Pela primeira vez em 60 anos, o Iate Clube de Londrina não fez seu carnaval, com bailes adultos e infantis
Pela primeira vez em 60 anos, o Iate Clube de Londrina não fez seu carnaval, com bailes adultos e infantis | Foto: Iate Clube/ Divulgação

Um dos espaços onde a festa de carnaval também sempre reinou são os clubes esportivos e sociais da cidade. O Iate Clube, por exemplo, nunca deixou de festejar a data ao longo de 60 anos.

Essa é a primeira vez na história do Clube que o salão ficou vazio. “O prejuízo é grande em todos os sentidos, especialmente na questão da interação social, no ato de festejar mesmo. Mas em função da pandemia, essa é a melhor opção. É melhor um ano sem carnaval do que pagar caro amanhã”, comenta .

O clube suspendeu toda a programação com o decreto da Lei Seca em Londrina. “Estávamos programando uma batucada em um palco aberto entre o salão e as piscinas, respeitando o distanciamento social, mas com a lei seca abortamos tudo”, afirma.

Aquecimento para 2022

O carnavalesco Benê Macedo sonha com o próximo ano: "Eu acredito na possibilidade muito grande de a gente ter desfile de escola de samba em 2022"
O carnavalesco Benê Macedo sonha com o próximo ano: "Eu acredito na possibilidade muito grande de a gente ter desfile de escola de samba em 2022" | Foto: Divulgação

A expectativa é que o carnaval de 2022 esteja de volta e que seja livre, leve e solto. Se depender da esperança daqueles que fazem o carnaval de Londrina acontecer, a folia já está garantida.

“Eu acredito na possibilidade muito grande de a gente ter desfile de escola de samba em 2022. Estamos conversando com escolas, vamos colocar um projeto no papel e ir oxigenando a ideia e dando musculatura para chegarmos forte no ano que vem”, adianta o produtor cultural Bene Macedo.

Segundo ele, o projeto envolve ainda a região metropolitana. “A grande ideia mesmo é fazer algo que contemple também outras cidades nos sambas de roda, dando chão para outras escolas de samba e assim, crescermos através de novas parcerias. Não podemos depender única e exclusivamente do poder público”, diz.
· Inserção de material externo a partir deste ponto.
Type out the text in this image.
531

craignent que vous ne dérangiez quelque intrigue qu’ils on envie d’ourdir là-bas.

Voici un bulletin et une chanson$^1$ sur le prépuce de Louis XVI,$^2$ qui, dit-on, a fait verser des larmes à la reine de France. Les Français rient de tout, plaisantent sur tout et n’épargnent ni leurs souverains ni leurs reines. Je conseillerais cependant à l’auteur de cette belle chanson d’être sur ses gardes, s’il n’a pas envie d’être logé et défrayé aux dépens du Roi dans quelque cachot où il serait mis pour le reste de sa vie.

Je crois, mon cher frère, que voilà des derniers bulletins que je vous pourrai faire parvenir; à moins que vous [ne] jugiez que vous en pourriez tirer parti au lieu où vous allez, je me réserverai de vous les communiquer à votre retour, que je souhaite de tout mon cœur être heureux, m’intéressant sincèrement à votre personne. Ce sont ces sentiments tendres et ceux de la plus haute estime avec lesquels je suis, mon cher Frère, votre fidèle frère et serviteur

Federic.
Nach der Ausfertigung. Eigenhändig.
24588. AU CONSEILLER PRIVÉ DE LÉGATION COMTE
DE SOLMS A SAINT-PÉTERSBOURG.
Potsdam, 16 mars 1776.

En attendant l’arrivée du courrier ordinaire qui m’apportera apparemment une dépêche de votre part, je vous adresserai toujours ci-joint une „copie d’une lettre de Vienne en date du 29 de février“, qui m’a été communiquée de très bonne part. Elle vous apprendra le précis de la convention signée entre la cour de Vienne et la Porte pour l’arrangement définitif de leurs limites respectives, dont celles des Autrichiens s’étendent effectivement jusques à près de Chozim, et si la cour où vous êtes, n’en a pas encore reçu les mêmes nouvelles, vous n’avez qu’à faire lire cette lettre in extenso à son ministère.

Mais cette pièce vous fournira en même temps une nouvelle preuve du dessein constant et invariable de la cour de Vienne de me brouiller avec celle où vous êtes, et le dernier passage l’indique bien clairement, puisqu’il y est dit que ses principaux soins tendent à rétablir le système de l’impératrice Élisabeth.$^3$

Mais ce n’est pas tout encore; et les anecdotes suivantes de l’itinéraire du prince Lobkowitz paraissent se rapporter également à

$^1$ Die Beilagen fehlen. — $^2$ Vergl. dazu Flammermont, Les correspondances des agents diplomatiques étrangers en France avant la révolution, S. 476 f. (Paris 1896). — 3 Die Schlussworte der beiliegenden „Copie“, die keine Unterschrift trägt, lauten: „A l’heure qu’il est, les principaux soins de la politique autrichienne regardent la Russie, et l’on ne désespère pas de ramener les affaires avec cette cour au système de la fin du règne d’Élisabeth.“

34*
Joaquim Braga, mais conhecido como Braguinha, militante do samba em Londrina e fundador da extinta escola de samba Quilombo dos Palmares, sonha em ver a escola do coração novamente nas ruas e avenidas de Londrina.

“Temos a ideia em grupo, inclusive com a participação da minha filha Luiza Braga, de montar um bloco chamado “Quilombo Ecofolia” para 2022 com o objetivo de brincar no carnaval e quem sabe assim, surge uma forma de renascimento da Quilombo de Palmares”, enfatiza.

Braguinha faz questão de dizer que a população de Londrina sempre gostou de carnaval, mas que nunca contou com boa infraestrutura para a folia nas ruas. “Nós reuníamos antigamente cerca de 30 mil pessoas nos desfiles das escolas na avenida Maringá, sem nenhuma estrutura de arquibancada ou banheiros. Era tudo preparado por nós e as pessoas vinham, até mesmo de outros municípios”, diz o veterano, saudoso.

Para não ‘apagar’ o samba nesta época tão especial, Braguinha diz que tem celebrado o carnaval de forma virtual com um grupo de amigos carnavalescos daqui e do Rio de Janeiro. “Não teve carnaval, mas a gente não o abandonou. É claro que essa situação deixa a gente melancólico ao pensar que ninguém festejou nas ruas, brincou junto”, desabafa.

Enquanto o carnaval de 2022 não chega e os desejos de festar coletivamente ainda são apenas saudades, a lição que se pode dizer é que desse carnaval 2021, realmente, ninguém quer repetir a dose.